ISLAMABAD: On the eve of World Human Rights Day, Uks Research Centre is sharing the highlights of the Global Media Monitoring Project (GMMP) 2025 Global Report and the key findings from Pakistan’s National Report. The GMMP 2025 Global Report is being launched today, while the full Pakistan National Report will be shared shortly.
The GMMP takes place once every five years and captures a snapshot of news content from one global monitoring day. This year marks the fourth cycle in which Uks has served as GMMP’s national partner, monitoring and contributing Pakistan’s data to the world’s longest-running study on gender representation in the news.
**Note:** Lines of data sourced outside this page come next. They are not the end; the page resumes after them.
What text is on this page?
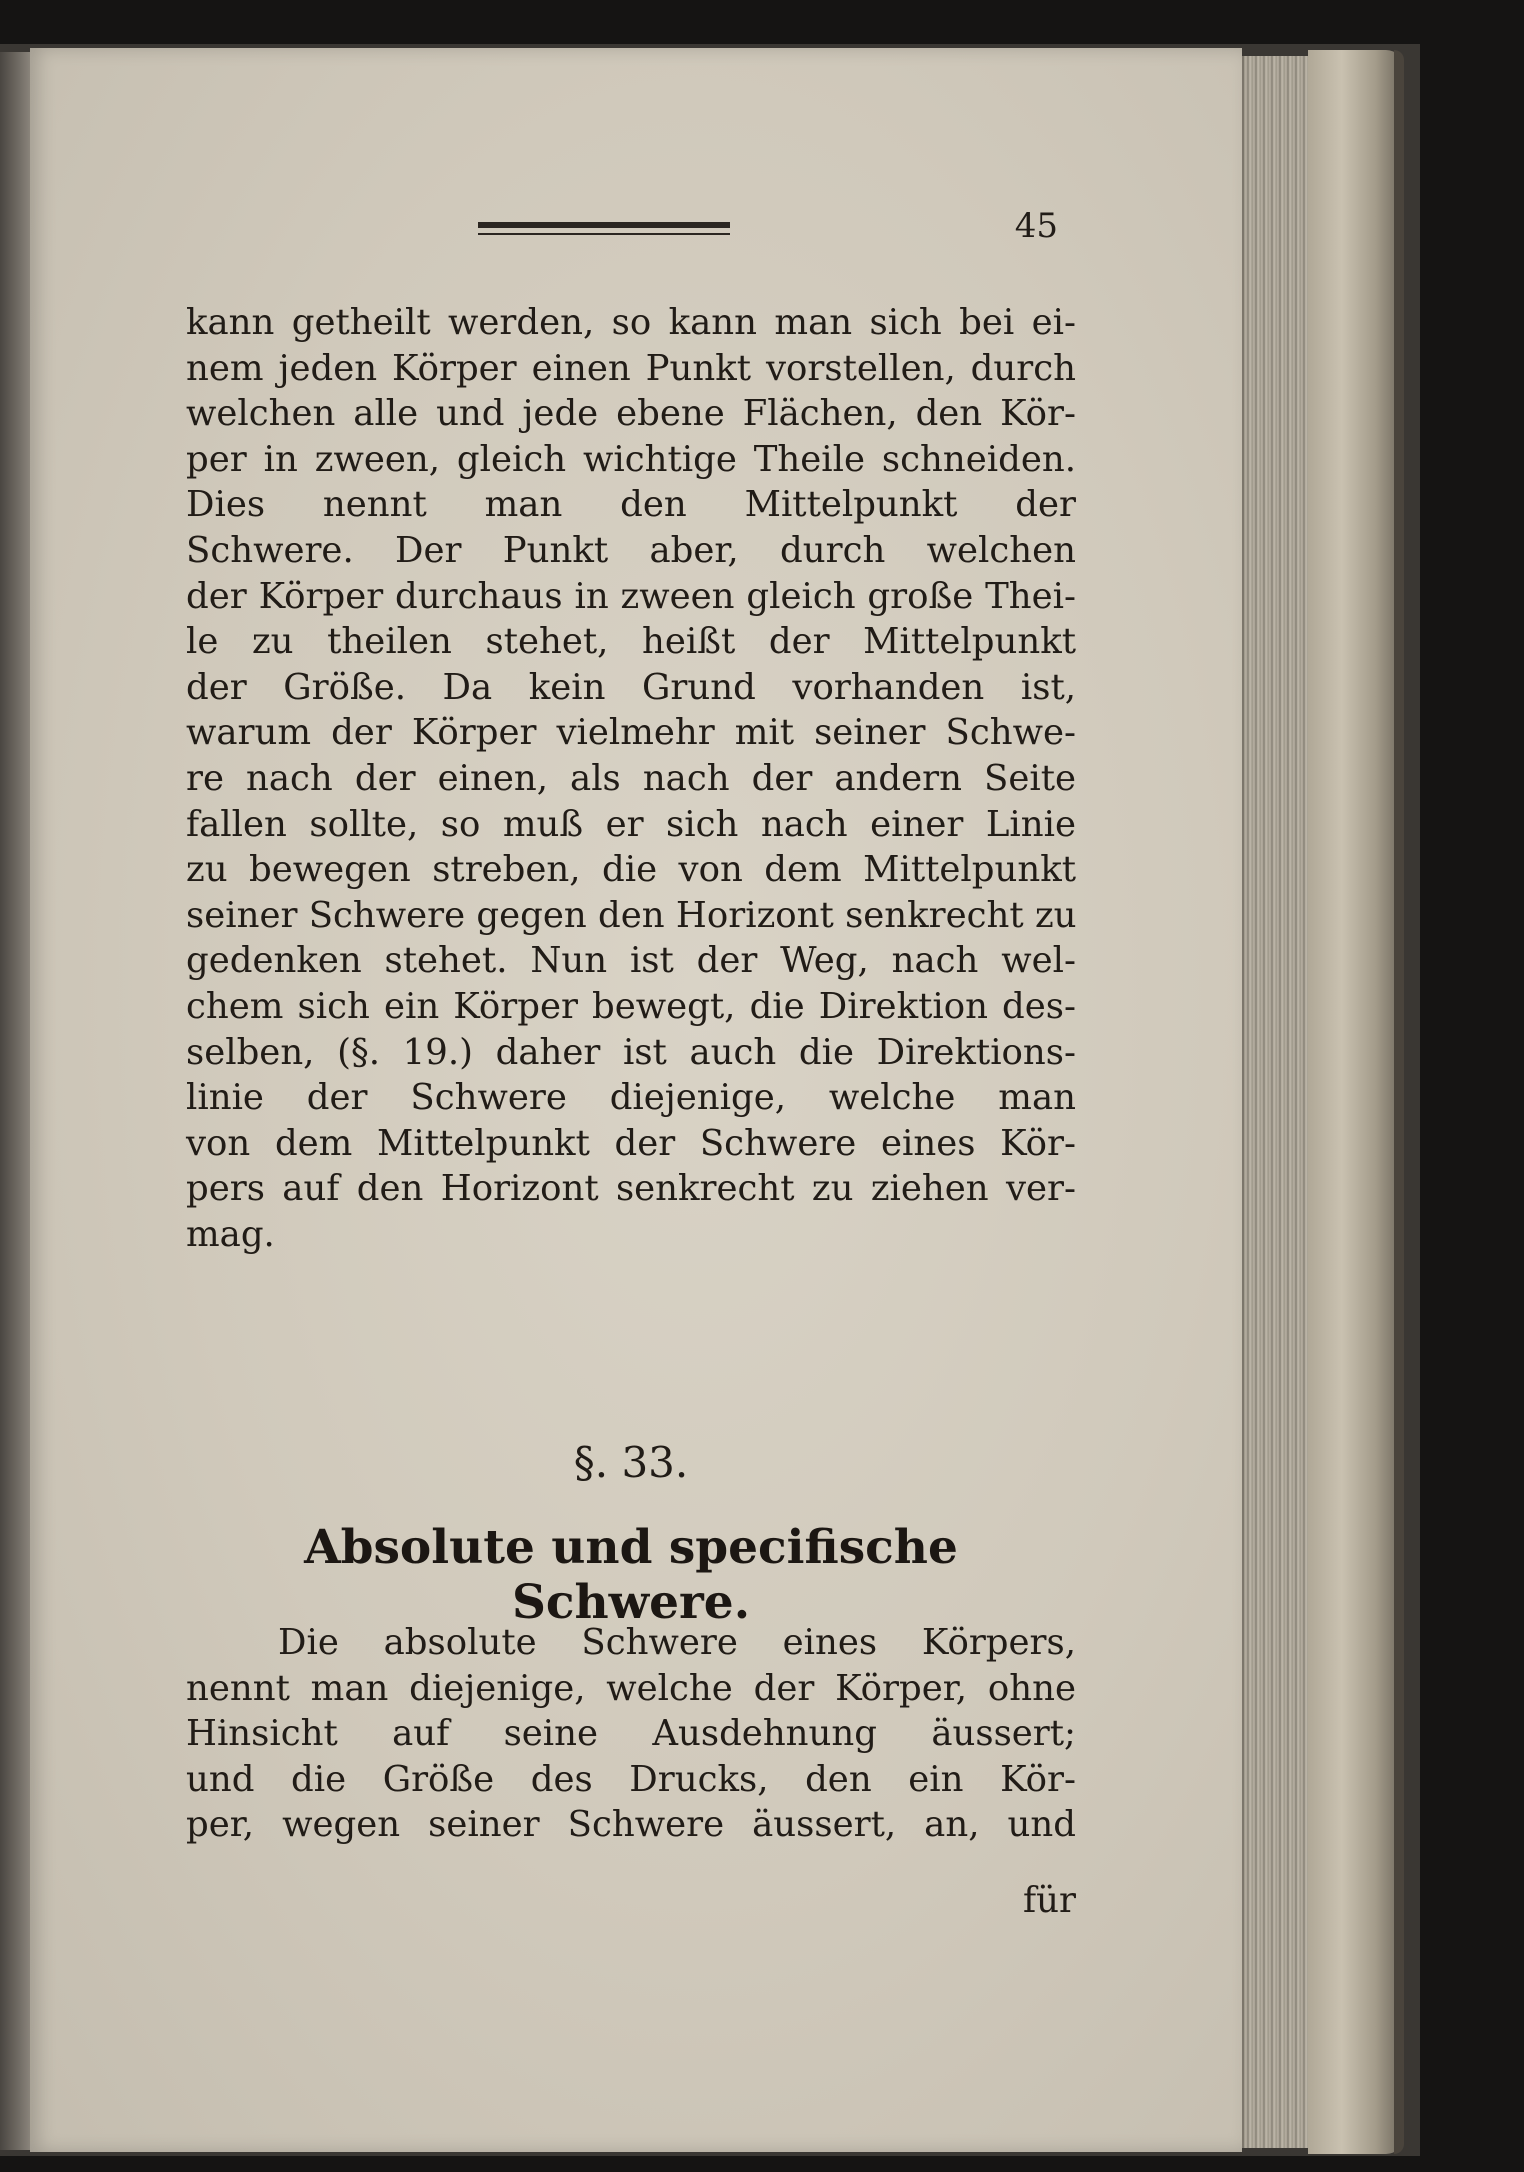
45
kann getheilt werden, so kann man sich bei ei-
nem jeden Körper einen Punkt vorstellen, durch
welchen alle und jede ebene Flächen, den Kör-
per in zween, gleich wichtige Theile schneiden.
Dies nennt man den Mittelpunkt der
Schwere. Der Punkt aber, durch welchen
der Körper durchaus in zween gleich große Thei-
le zu theilen stehet, heißt der Mittelpunkt
der Größe. Da kein Grund vorhanden ist,
warum der Körper vielmehr mit seiner Schwe-
re nach der einen, als nach der andern Seite
fallen sollte, so muß er sich nach einer Linie
zu bewegen streben, die von dem Mittelpunkt
seiner Schwere gegen den Horizont senkrecht zu
gedenken stehet. Nun ist der Weg, nach wel-
chem sich ein Körper bewegt, die Direktion des-
selben, (§. 19.) daher ist auch die Direktions-
linie der Schwere diejenige, welche man
von dem Mittelpunkt der Schwere eines Kör-
pers auf den Horizont senkrecht zu ziehen ver-
mag.
§. 33.
Absolute und specifische Schwere.
Die absolute Schwere eines Körpers,
nennt man diejenige, welche der Körper, ohne
Hinsicht auf seine Ausdehnung äussert;
und die Größe des Drucks, den ein Kör-
per, wegen seiner Schwere äussert, an, und
für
GMMP 2025 was monitored around the world on 6 May 2025, a day on which Pakistan’s news agenda was dominated by India-Pakistan military tensions. The conflict shaped the media landscape that day and left very limited space for gender-related reporting.
Global highlights
Across 94 countries, progress on gender equality in the news has largely stalled. Women make up 26% of people seen or cited in traditional news, and 29% in digital news. These figures have barely shifted in a decade. The structure of news continues to prioritise male-dominated political and economic coverage, in both traditional and digital media.
Women’s visibility has improved over time in political and economic stories, but remains extremely low in sports (15%). Women continue to be portrayed as victims at twice the rate of men, with 2025 showing a shift toward domestic violence and other crimes as the primary victim categories.
Women remain underrepresented in expert roles, although digital news shows rising numbers of women experts. Stories by women journalists continue to feature more women sources and are more likely to apply a gender lens.
Globally, less than 2% of news stories cover gender-based violence. While GBV stories tend to apply a clearer gender perspective, the volume is too low to influence broader narratives.
The 2025 findings show a media environment where change has slowed significantly, and existing approaches are not delivering meaningful improvements in gender equality.
Indo–Pak conflict’s impact
The overwhelming focus on cross-border shelling, political statements, and military assessments meant that women’s stories almost disappeared from the news cycle. While the conflict skewed 2025’s data, the long-term trend still shows biases that continue to limit women’s visibility and voice in Pakistani media.